As abruptly as it had seized him, Hector’s stare let Sylvas loose. He stumbled, breath coming in ragged, the rage at having been caged like an animal in his own body connecting him to the eidolon within him. Its claws pressed against the inside of his fingertips. But when he brought his snarl about to face Hector once more, the man wasn’t ready to fight or to run. He was steady and calm as he asked, “Who are you going to be, kid?”

For an awful moment, Sylvas didn’t know. He didn’t know if he was still Sylvas Vail, orphan destroyer of a world. Sylvas Vail, promising Ardent recruit and gravity mage, Mira, the memory of a dead girl he’d dragged back into the world of the living as a perpetual servant stuck in his skull or if beneath all of that, he was this beast of anger and hate. He didn’t know who he was, and that terrified him more than any eidolon he’d ever faced. But then he pressed his eyes shut and saw all of his past stretched out behind him, and he knew exactly who he was, and what his choice was going to be. The rage was snuffed out.

Sylvas opened his eyes. “What do I need to do?”

Hector strode over and wrapped Sylvas in a hug. It wasn’t the most comfortable of experiences, both because whatever enhancements Hector had made to his body allowed him to squeeze so tight coal would have become diamonds in his grasp, but mostly because Sylvas had never really experienced a lot of hugging in his life, especially not from people who were essentially strangers. Hector’s voice was muffled. “I knew I was right about you.”

They separated, and Sylvas tried to busy himself, straightening out his clothes even though they hadn’t been rumpled in the least.

“You’re in the first stage now.
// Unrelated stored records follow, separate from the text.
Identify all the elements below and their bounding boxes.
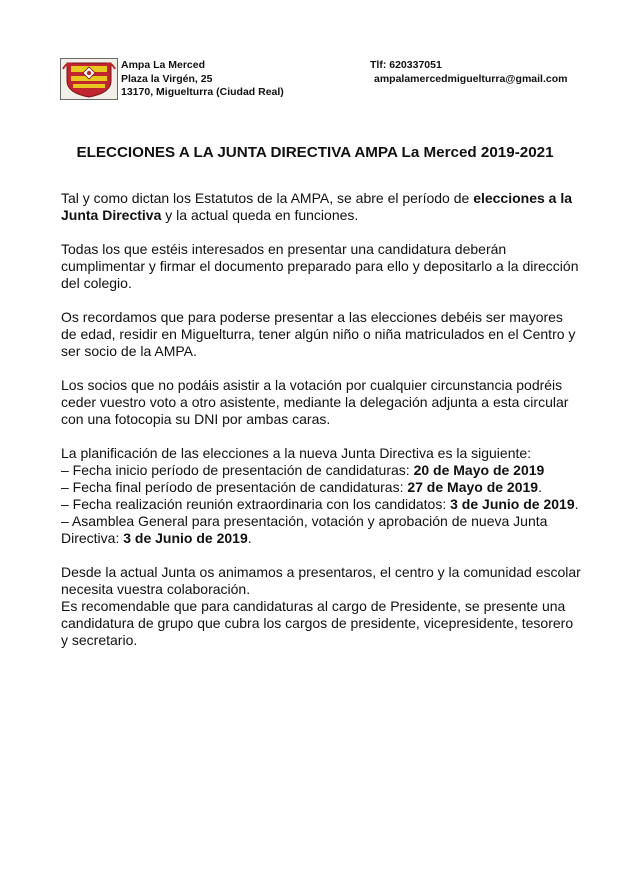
announcement-text-b: y la actual queda en funciones. — [161, 207, 359, 223]
schedule-section — [61, 445, 581, 547]
schedule-item-label: – Fecha inicio período de presentación de candidaturas: — [61, 462, 414, 478]
schedule-item-date: 3 de Junio de 2019 — [123, 530, 248, 546]
page-title: ELECCIONES A LA JUNTA DIRECTIVA AMPA La Merced 2019-2021 — [76, 144, 554, 161]
schedule-item — [61, 513, 547, 546]
organization-block — [121, 59, 284, 100]
schedule-item — [61, 496, 579, 512]
announcement-bold: elecciones a la Junta Directiva — [61, 190, 573, 223]
schedule-item — [61, 479, 542, 495]
schedule-item — [61, 462, 544, 478]
schedule-intro: La planificación de las elecciones a la nueva Junta Directiva es la siguiente: — [61, 445, 532, 461]
org-address: Plaza la Virgén, 25 — [121, 72, 213, 85]
schedule-item-end: . — [574, 496, 579, 512]
org-city: 13170, Miguelturra (Ciudad Real) — [121, 86, 284, 98]
phone-number: Tlf: 620337051 — [370, 59, 442, 71]
schedule-item-label: – Fecha final período de presentación de candidaturas: — [61, 479, 408, 495]
paragraph-delegation: Los socios que no podáis asistir a la votación por cualquier circunstancia podréis ceder vuestro voto a otro asistente, mediante la delegación adjunta a esta circular con una fotocopia su DNI por ambas caras. — [61, 377, 569, 427]
email-address: ampalamercedmiguelturra@gmail.com — [374, 72, 568, 85]
paragraph-requirements: Os recordamos que para poderse presentar a las elecciones debéis ser mayores de edad, residir en Miguelturra, tener algún niño o niña matriculados en el Centro y ser socio de la AMPA. — [61, 309, 576, 359]
org-name: Ampa La Merced — [121, 59, 206, 71]
schedule-item-label: – Asamblea General para presentación, votación y aprobación de nueva Junta Directiva: — [61, 513, 548, 546]
paragraph-announcement — [61, 190, 581, 224]
closing-recommendation: Es recomendable que para candidaturas al cargo de Presidente, se presente una candidatura de grupo que cubra los cargos de presidente, vicepresidente, tesorero y secretario. — [61, 598, 574, 648]
school-crest-logo — [60, 58, 118, 100]
schedule-item-date: 20 de Mayo de 2019 — [413, 462, 545, 478]
paragraph-submission: Todas los que estéis interesados en presentar una candidatura deberán cumplimentar y firmar el documento preparado para ello y depositarlo a la dirección del colegio. — [61, 241, 579, 291]
schedule-item-date: 27 de Mayo de 2019 — [407, 479, 539, 495]
schedule-item-date: 3 de Junio de 2019 — [450, 496, 575, 512]
announcement-text-a: Tal y como dictan los Estatutos de la AMPA, se abre el período de — [61, 190, 474, 206]
contact-block — [370, 59, 567, 86]
document-body — [61, 190, 581, 649]
schedule-item-label: – Fecha realización reunión extraordinaria con los candidatos: — [61, 496, 451, 512]
letterhead — [0, 0, 630, 100]
schedule-item-end: . — [538, 479, 542, 495]
closing-encouragement: Desde la actual Junta os animamos a presentaros, el centro y la comunidad escolar necesita vuestra colaboración. — [61, 564, 581, 597]
schedule-item-end: . — [247, 530, 252, 546]
crest-graphic — [61, 59, 117, 99]
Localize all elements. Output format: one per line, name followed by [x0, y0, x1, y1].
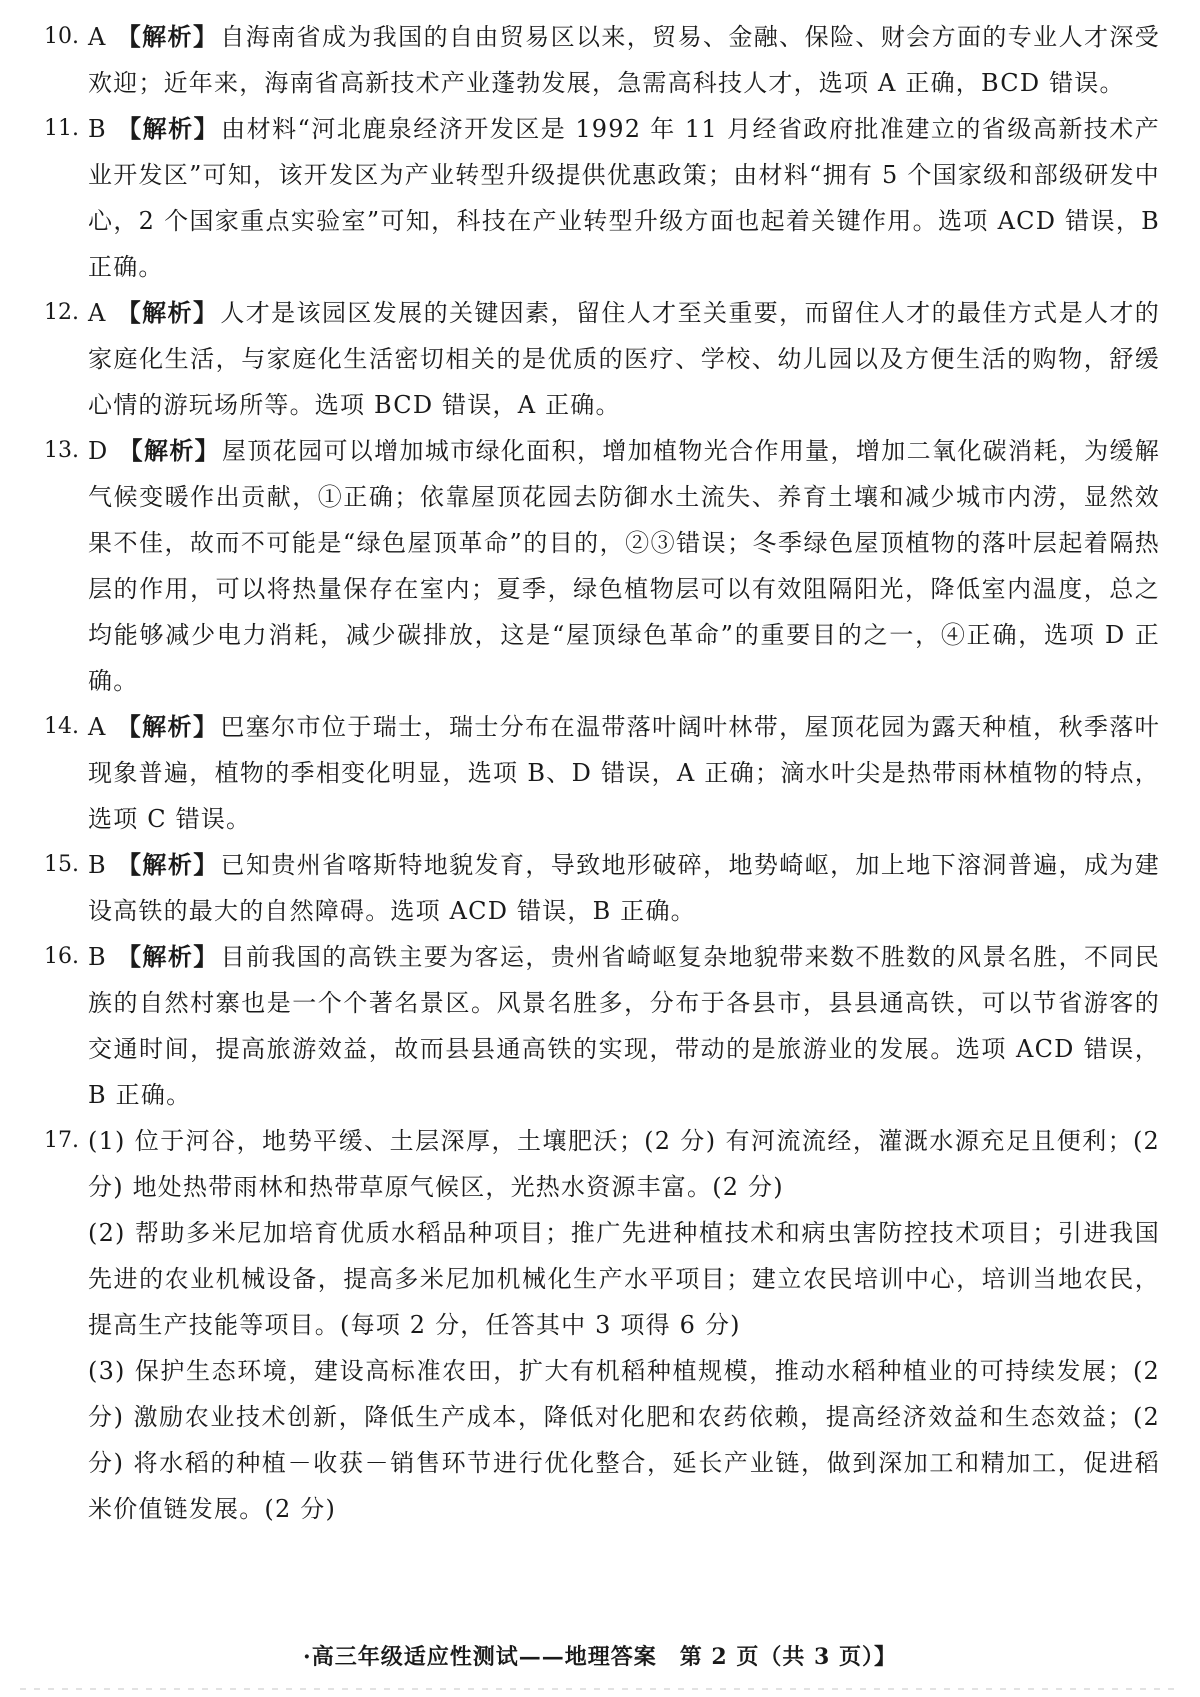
answer-item-11	[44, 106, 1160, 290]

The eidolon, Strife, as you called it, is in you, and you’re coming into alignment. Once you’re aligned, all of its power becomes yours. You become two halves of a perpetual motion machine. You feed it mana, it makes mana, and you go on, infinitely. A perfect mage.”

He cast a spell then, the first that Sylvas had seen him cast in all their time together, now that he thought back on it. It was a simple enough life spell, the sort of thing a second circle mage could have mustered right after discovering their affinity. It made the plants grow. The cornrows stood back up and fruited before Sylvas’ eyes. But while that spell might have revived a single plant with the power available back then, with the power that Hector had at his disposal now, the whole field sprang back up, and then the fields beyond it. As far as the eye could see, Hector brought the dead world back to life.

Taking a look at Sylvas’ stunned expression, he grinned. “Not bad for an old-timer, huh?”

“The second stage is where things get interesting. That’s when you are stable enough for your eidolon to come out again.” With a sound like thunder, Hector’s eidolon emerged. While the eidolons of the council had been huge and impressive, his was somewhat more subdued, while still absolutely dwarfing both Hector and Sylvas. It was stretched out longer than any three people lying head to toe, but with a blunted snout filled with crooked teeth, it looked distinctly reptilian with all its shining scales of gold, but no reptile had six legs running along each side, and no animal Sylvas had ever heard of had a tail like a morning star, with a starburst of glowing golden spikes protruding from it. 

“Sylvas, this is Cookie. Cookie, say hello to Sylvas.”